Make the Player’s Fingers Happy
Games are controlled by all types of inputs nowadays: traditional controllers, keyboard and mouse, motion controls, touch screens and even more are commonly used. Touch screens and motion controls in particular have brought to light the importance of a solid control scheme, with almost everyone these days having played a game absolutely destroyed by poor controls.
I encourage you to take a look at your game’s control scheme and make sure everything makes sense. You’ve been no doubt playing your game for quite a while so the controls will feel natural to you, but take a moment to step back and think about the players.
Gamers play many games, and it feels when the controls line up between them. There’s a reason most shooters use the square (or X on Xbox) button for reloading, and that’s because it’s the reload button in almost every shooter ever. It’s a chicken and egg scenario; I don’t know which game used that button first, but it’s what people are used to and feel comfortable with.

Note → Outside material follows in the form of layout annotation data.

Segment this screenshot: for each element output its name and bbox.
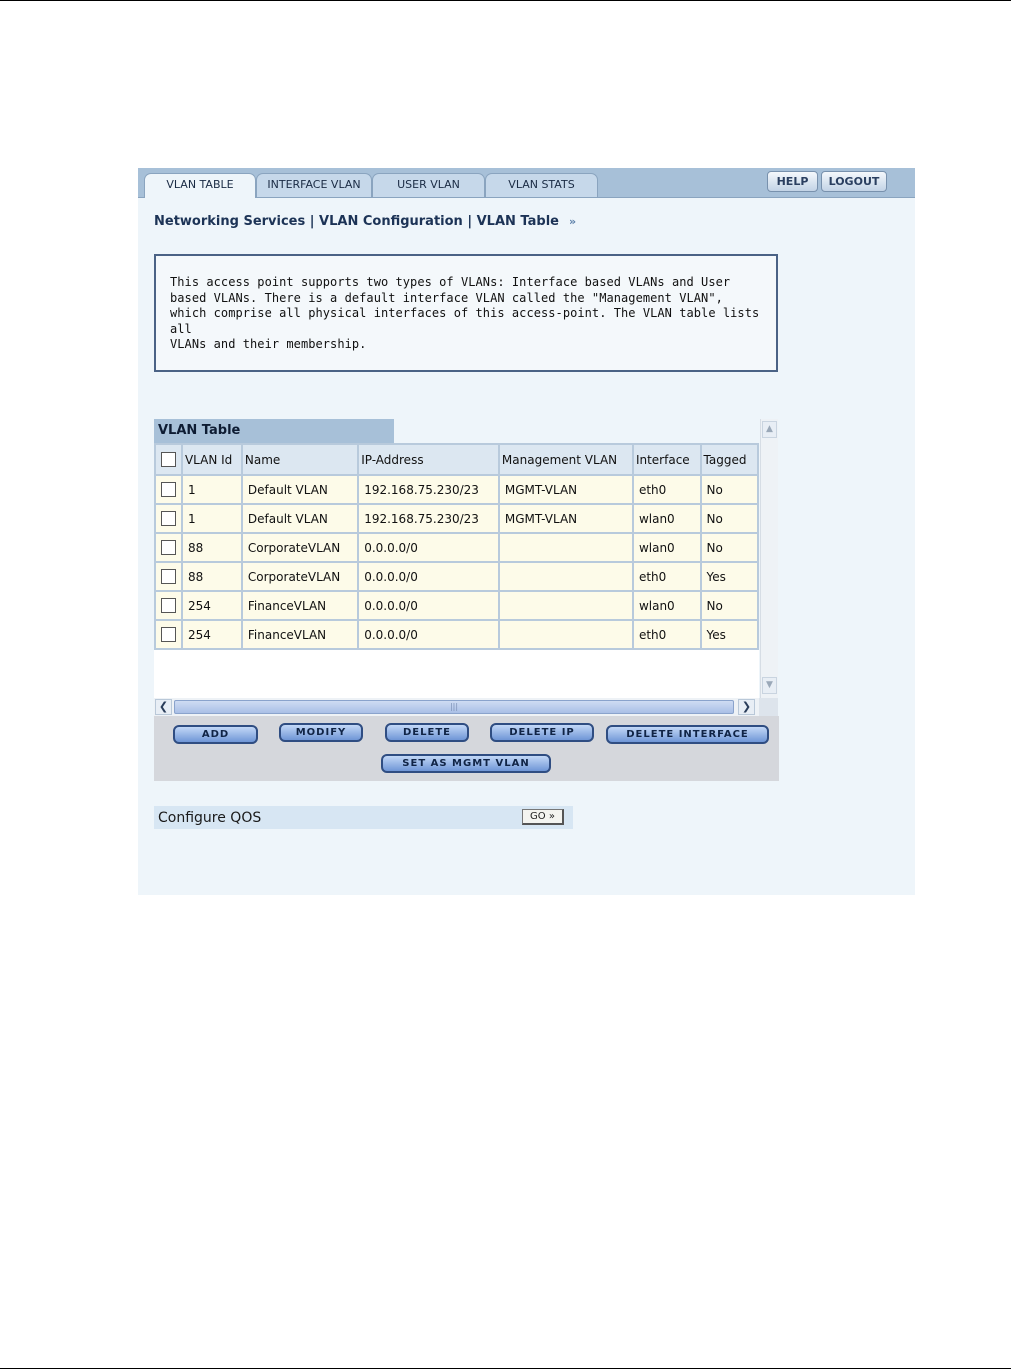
cell-interface: wlan0 bbox=[633, 533, 701, 562]
table-horizontal-scrollbar[interactable] bbox=[154, 698, 759, 716]
cell-ip-address: 0.0.0.0/0 bbox=[358, 591, 499, 620]
col-header-ip-address[interactable]: IP-Address bbox=[358, 444, 499, 475]
description-line: VLANs and their membership. bbox=[170, 337, 367, 351]
ap-config-window bbox=[138, 168, 915, 895]
cell-vlan-id: 254 bbox=[182, 620, 242, 649]
cell-vlan-id: 1 bbox=[182, 475, 242, 504]
row-checkbox[interactable] bbox=[161, 569, 176, 584]
table-row bbox=[155, 504, 758, 533]
cell-vlan-id: 88 bbox=[182, 562, 242, 591]
table-row bbox=[155, 533, 758, 562]
row-select-cell bbox=[155, 562, 182, 591]
table-vertical-scrollbar[interactable] bbox=[760, 419, 778, 698]
configure-qos-label: Configure QOS bbox=[158, 810, 262, 826]
row-select-cell bbox=[155, 533, 182, 562]
row-checkbox[interactable] bbox=[161, 627, 176, 642]
add-button[interactable]: ADD bbox=[173, 725, 258, 744]
cell-interface: wlan0 bbox=[633, 591, 701, 620]
qos-go-button[interactable]: GO » bbox=[522, 809, 564, 825]
action-button-bar bbox=[154, 716, 779, 781]
delete-button[interactable]: DELETE bbox=[385, 723, 469, 742]
page-bottom-rule bbox=[0, 1368, 1011, 1369]
cell-ip-address: 0.0.0.0/0 bbox=[358, 533, 499, 562]
cell-management-vlan bbox=[499, 620, 633, 649]
tab-vlan-table[interactable]: VLAN TABLE bbox=[144, 173, 256, 198]
cell-interface: wlan0 bbox=[633, 504, 701, 533]
col-header-interface[interactable]: Interface bbox=[633, 444, 701, 475]
scrollbar-corner bbox=[759, 698, 778, 716]
cell-interface: eth0 bbox=[633, 475, 701, 504]
cell-vlan-id: 1 bbox=[182, 504, 242, 533]
cell-interface: eth0 bbox=[633, 620, 701, 649]
tab-vlan-stats[interactable]: VLAN STATS bbox=[485, 173, 598, 197]
description-line: based VLANs. There is a default interface VLAN called the "Management VLAN", bbox=[170, 290, 723, 305]
row-select-cell bbox=[155, 504, 182, 533]
row-checkbox[interactable] bbox=[161, 511, 176, 526]
cell-vlan-id: 88 bbox=[182, 533, 242, 562]
page-top-rule bbox=[0, 0, 1011, 1]
vlan-table bbox=[154, 443, 759, 650]
cell-interface: eth0 bbox=[633, 562, 701, 591]
delete-interface-button[interactable]: DELETE INTERFACE bbox=[606, 725, 769, 744]
col-header-vlan-id[interactable]: VLAN Id bbox=[182, 444, 242, 475]
vlan-table-viewport bbox=[154, 443, 759, 698]
row-checkbox[interactable] bbox=[161, 540, 176, 555]
help-button[interactable]: HELP bbox=[767, 171, 818, 192]
col-header-tagged[interactable]: Tagged bbox=[701, 444, 758, 475]
breadcrumb bbox=[154, 214, 576, 229]
cell-name: CorporateVLAN bbox=[242, 562, 358, 591]
row-select-cell bbox=[155, 620, 182, 649]
cell-ip-address: 192.168.75.230/23 bbox=[358, 504, 499, 533]
cell-tagged: Yes bbox=[701, 620, 758, 649]
cell-tagged: No bbox=[701, 504, 758, 533]
cell-ip-address: 0.0.0.0/0 bbox=[358, 620, 499, 649]
set-as-mgmt-vlan-button[interactable]: SET AS MGMT VLAN bbox=[381, 754, 551, 773]
row-select-cell bbox=[155, 591, 182, 620]
table-row bbox=[155, 562, 758, 591]
table-row bbox=[155, 591, 758, 620]
cell-name: FinanceVLAN bbox=[242, 620, 358, 649]
description-line: This access point supports two types of VLANs: Interface based VLANs and User bbox=[170, 275, 731, 289]
col-header-management-vlan[interactable]: Management VLAN bbox=[499, 444, 633, 475]
table-row bbox=[155, 620, 758, 649]
row-select-cell bbox=[155, 475, 182, 504]
col-header-name[interactable]: Name bbox=[242, 444, 358, 475]
cell-management-vlan: MGMT-VLAN bbox=[499, 504, 633, 533]
breadcrumb-text: Networking Services | VLAN Configuration | VLAN Table bbox=[154, 214, 559, 229]
description-box bbox=[154, 254, 778, 372]
cell-name: Default VLAN bbox=[242, 504, 358, 533]
modify-button[interactable]: MODIFY bbox=[279, 723, 363, 742]
scroll-right-icon[interactable]: ❯ bbox=[738, 699, 755, 715]
cell-ip-address: 0.0.0.0/0 bbox=[358, 562, 499, 591]
description-line: which comprise all physical interfaces of this access-point. The VLAN table lists all bbox=[170, 306, 760, 336]
cell-management-vlan bbox=[499, 533, 633, 562]
delete-ip-button[interactable]: DELETE IP bbox=[490, 723, 594, 742]
row-checkbox[interactable] bbox=[161, 598, 176, 613]
table-header-row bbox=[155, 444, 758, 475]
cell-ip-address: 192.168.75.230/23 bbox=[358, 475, 499, 504]
breadcrumb-arrow-icon: » bbox=[568, 215, 577, 228]
scroll-left-icon[interactable]: ❮ bbox=[155, 699, 172, 715]
vlan-table-caption: VLAN Table bbox=[154, 419, 394, 443]
cell-management-vlan bbox=[499, 562, 633, 591]
cell-tagged: No bbox=[701, 591, 758, 620]
cell-management-vlan: MGMT-VLAN bbox=[499, 475, 633, 504]
row-checkbox[interactable] bbox=[161, 482, 176, 497]
tab-user-vlan[interactable]: USER VLAN bbox=[372, 173, 485, 197]
cell-name: FinanceVLAN bbox=[242, 591, 358, 620]
scroll-up-icon[interactable]: ▲ bbox=[762, 421, 777, 438]
cell-tagged: Yes bbox=[701, 562, 758, 591]
horizontal-scroll-thumb[interactable]: ||| bbox=[174, 700, 734, 714]
table-row bbox=[155, 475, 758, 504]
select-all-cell bbox=[155, 444, 182, 475]
cell-tagged: No bbox=[701, 533, 758, 562]
tab-bar bbox=[138, 168, 915, 198]
cell-management-vlan bbox=[499, 591, 633, 620]
select-all-checkbox[interactable] bbox=[161, 452, 176, 467]
cell-vlan-id: 254 bbox=[182, 591, 242, 620]
cell-name: Default VLAN bbox=[242, 475, 358, 504]
tab-interface-vlan[interactable]: INTERFACE VLAN bbox=[256, 173, 372, 197]
cell-name: CorporateVLAN bbox=[242, 533, 358, 562]
logout-button[interactable]: LOGOUT bbox=[821, 171, 887, 192]
configure-qos-row bbox=[154, 806, 573, 829]
scroll-down-icon[interactable]: ▼ bbox=[762, 677, 777, 694]
cell-tagged: No bbox=[701, 475, 758, 504]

There isn’t really any reason why you can’t use the right trigger for reloading and use the square button to throw grenades, but it will annoy your players every time they kill themselves with a grenade when they run out of ammo, so you might as well stick with the norm.
Another thing that needs to be looked at is ergonomics – always try to make your controls as comfortable on the hands as possible. Darksiders 2 is a notable game that really fumbled in this regard. The only control scheme available requires holding the L2 button for locking on and the L1 button for activating special abilities (left trigger and bumper respectively on Xbox). This practically requires using the middle finger to hold down L2 while keeping the index finger on L1.

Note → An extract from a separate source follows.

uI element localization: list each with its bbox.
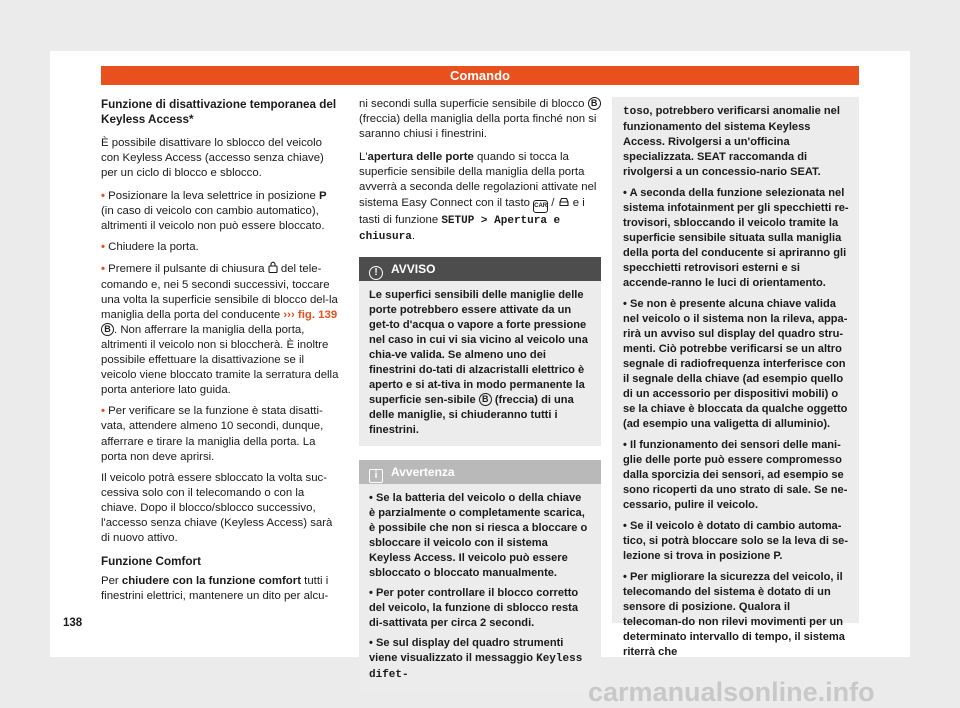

However, for many people this grip is not at all comfortable. Since most games only use one shoulder button per side at a time, many players are accustomed to using their index finger for both the L2 and L1 buttons, something that can’t be done when they are required to be pressed at the same time. This brings up the most important point of all about controls. Notice how I mentioned the only control scheme was configured a certain way? Yeah, don’t do that.
It’s easy to include multiple default control schemes as well as fully remappable controls and there is little reason not to include this feature. This is especially true for PC games where the different ways players are accustomed to placing their hands on the keyboard can vary drastically. It’s so easy to include this feature, and so many people will be upset if you don’t.
Hopefully with these five tips you’ll be able to take your finished game to the next level, creating an experience oozing with polish that players will look at with admiration.